Shrimp Fried Cauliflower Rice
Makes one serving
- 1/4 to 1/2 pound shrimp, thawed and peeled
- 1 large egg, beaten
- 1/2 teaspoon toasted sesame oil
- 1 teaspoon grated ginger root
- 1 clove garlic, minced
- 2 medium scallions, chopped, bulbs separated from greens
- 1/2 to 3/4 cup frozen peas and carrots
- 1 bag cauliflower rice
- 1 tablespoon reduced-sodium soy sauce
- Salt and pepper, to taste
If you don’t have pre-made cauliflower rice, pulse chunks of cauliflower in a food processor until they are finely chopped and resemble rice.

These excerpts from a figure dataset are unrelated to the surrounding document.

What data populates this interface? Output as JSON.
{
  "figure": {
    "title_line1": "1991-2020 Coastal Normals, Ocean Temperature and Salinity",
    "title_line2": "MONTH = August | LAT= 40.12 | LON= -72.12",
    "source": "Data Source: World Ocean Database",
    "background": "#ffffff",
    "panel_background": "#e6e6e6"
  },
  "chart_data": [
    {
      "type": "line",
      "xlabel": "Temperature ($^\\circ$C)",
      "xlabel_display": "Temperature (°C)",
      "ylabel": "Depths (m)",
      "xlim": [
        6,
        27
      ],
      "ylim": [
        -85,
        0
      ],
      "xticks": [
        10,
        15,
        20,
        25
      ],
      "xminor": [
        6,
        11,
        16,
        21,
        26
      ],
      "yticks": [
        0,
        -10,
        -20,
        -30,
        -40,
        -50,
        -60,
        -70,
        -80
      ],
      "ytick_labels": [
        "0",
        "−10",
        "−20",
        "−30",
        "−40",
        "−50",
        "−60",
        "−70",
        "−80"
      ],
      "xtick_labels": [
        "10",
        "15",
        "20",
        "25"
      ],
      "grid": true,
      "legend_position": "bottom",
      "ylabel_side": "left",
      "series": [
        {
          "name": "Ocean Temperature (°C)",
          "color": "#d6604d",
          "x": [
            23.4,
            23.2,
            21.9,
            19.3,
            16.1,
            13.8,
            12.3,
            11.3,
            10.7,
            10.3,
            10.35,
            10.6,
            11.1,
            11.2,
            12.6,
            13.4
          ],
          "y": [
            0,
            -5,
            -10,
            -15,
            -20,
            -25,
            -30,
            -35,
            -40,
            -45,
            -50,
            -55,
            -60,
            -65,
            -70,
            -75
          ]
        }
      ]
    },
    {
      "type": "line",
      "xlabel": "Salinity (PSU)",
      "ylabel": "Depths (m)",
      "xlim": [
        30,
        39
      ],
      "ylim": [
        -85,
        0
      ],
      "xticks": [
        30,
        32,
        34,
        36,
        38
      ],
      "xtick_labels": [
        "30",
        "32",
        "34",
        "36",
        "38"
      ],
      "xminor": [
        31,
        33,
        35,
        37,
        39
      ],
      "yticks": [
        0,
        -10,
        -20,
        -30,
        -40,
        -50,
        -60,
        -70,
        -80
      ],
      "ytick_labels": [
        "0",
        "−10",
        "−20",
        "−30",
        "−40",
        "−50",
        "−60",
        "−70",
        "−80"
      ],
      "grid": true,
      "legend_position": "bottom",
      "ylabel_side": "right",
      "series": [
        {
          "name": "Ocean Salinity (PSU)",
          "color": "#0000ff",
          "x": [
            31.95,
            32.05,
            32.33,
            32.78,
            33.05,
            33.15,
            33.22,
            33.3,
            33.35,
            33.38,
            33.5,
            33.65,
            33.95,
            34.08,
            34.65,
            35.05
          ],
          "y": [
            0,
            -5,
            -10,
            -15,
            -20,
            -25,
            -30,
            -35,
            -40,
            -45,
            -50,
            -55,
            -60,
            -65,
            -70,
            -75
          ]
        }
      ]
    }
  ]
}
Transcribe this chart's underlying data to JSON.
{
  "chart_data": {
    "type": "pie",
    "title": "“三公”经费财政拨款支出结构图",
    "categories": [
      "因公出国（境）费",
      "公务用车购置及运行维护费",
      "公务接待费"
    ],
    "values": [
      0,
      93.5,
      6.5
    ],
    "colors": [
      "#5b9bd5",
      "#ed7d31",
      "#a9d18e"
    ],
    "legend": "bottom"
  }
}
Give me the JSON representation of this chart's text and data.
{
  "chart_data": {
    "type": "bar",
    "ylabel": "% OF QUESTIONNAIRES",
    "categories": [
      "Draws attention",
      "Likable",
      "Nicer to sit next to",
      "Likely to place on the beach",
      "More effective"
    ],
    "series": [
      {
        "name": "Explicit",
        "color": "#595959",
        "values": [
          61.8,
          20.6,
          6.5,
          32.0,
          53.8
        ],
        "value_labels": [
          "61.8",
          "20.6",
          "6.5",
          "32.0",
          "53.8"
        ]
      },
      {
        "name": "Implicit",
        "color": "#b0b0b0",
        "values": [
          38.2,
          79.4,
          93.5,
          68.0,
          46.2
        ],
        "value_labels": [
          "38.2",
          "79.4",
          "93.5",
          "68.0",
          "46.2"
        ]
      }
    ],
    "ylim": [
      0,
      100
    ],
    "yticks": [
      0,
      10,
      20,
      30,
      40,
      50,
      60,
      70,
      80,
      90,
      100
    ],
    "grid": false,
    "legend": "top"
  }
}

STEP 1: COOK THE SHRIMP AND EGG
In a large nonstick skillet over medium heat, cook the shrimp for about 2 minutes on each side, or until each piece has turned pink. Remove the shrimp from heat and set aside. Spray the pan with nonstick cooking spray. Add the beaten egg to the pan and cook, stirring frequently, for about 2 minutes. Remove egg from heat and set aside with shrimp.
STEP 2: COOK THE VEGETABLES
Add the sesame oil to the pan. Once the oil is hot, add the ginger root, garlic, white parts of the scallions and frozen peas and carrots. Cook, stirring frequently, for 3 to 5 minutes, or until tender. Add the cauliflower, soy sauce, salt and pepper to the pan and stir to combine. Let the cauliflower cook for about 5 minutes, or until softened to your liking but not mushy.
STEP 3: ASSEMBLE THE MEAL
Add the eggs and shrimp to the pan with the vegetables and stir to combine. Transfer the meal into a large bowl and enjoy.